Sam’s breath caught in his throat. The features were sculpted from solid gold and surrounded by a headdress bearing a vulture and cobra. And what features they were—even he could tell the woman depicted had been stunningly beautiful.
“The innermost coffin,” Doc said reverently.
He gently brushed away straw packing to expose yet more gold.
“She’s holding the flail and the heka—magic—scepter, just like Tutankhamun was.
Judging by his burial, this coffin would have been contained in two outer ones, which in turn were held inside a sarcophagus and series of shrines.
Though things might have been done differently in Amarna.
Or more likely, they were too heavy to move and are still sitting in her tomb, wherever it is. ”
“Is she…inside?” Sam asked, then immediately felt stupid.
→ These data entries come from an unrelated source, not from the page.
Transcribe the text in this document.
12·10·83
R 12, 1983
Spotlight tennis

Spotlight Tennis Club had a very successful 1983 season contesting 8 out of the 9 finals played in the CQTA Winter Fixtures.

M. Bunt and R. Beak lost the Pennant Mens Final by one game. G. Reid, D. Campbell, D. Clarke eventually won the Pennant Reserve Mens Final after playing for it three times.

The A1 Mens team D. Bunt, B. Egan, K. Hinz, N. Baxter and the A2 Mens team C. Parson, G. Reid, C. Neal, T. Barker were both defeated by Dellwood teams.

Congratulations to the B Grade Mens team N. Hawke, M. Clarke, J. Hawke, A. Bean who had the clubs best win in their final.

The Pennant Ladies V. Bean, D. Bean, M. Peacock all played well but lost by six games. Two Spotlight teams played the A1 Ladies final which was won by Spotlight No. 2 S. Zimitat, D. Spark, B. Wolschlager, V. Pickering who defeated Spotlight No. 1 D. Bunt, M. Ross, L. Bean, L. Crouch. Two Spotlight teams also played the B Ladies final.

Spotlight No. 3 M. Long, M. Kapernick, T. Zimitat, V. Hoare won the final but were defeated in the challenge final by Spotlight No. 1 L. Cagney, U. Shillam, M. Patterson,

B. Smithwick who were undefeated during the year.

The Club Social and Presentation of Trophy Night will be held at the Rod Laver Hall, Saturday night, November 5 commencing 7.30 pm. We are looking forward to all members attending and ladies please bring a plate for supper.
It was a coffin, after all.
“Yes,” Doc said. “It looks unopened—see the seals here and here?” His eyes gleamed for a moment with a combination of admiration and something else—desire, perhaps, to open the thing and look upon the pharaoh’s actual face.
Then he sighed and stepped back. “Nothing in here will tell us about her plans for her hex, though.”
Doc went to the papyri they’d collected, but Sam lingered by the coffin. Inside, mere inches away, lay the remains of a woman who’d lived more than three thousand years ago. She’d ruled a mighty kingdom, been buried with unimaginable wealth, and yet…
And yet she’d cared about her husband. Had his children. Eaten and drank and made love.
Been a human being, just like he was.
“I’m sorry you couldn’t bring your husband back,” he said, quietly so Doc didn’t overhear. “I don’t know if I can do any better. But I’m going to try.”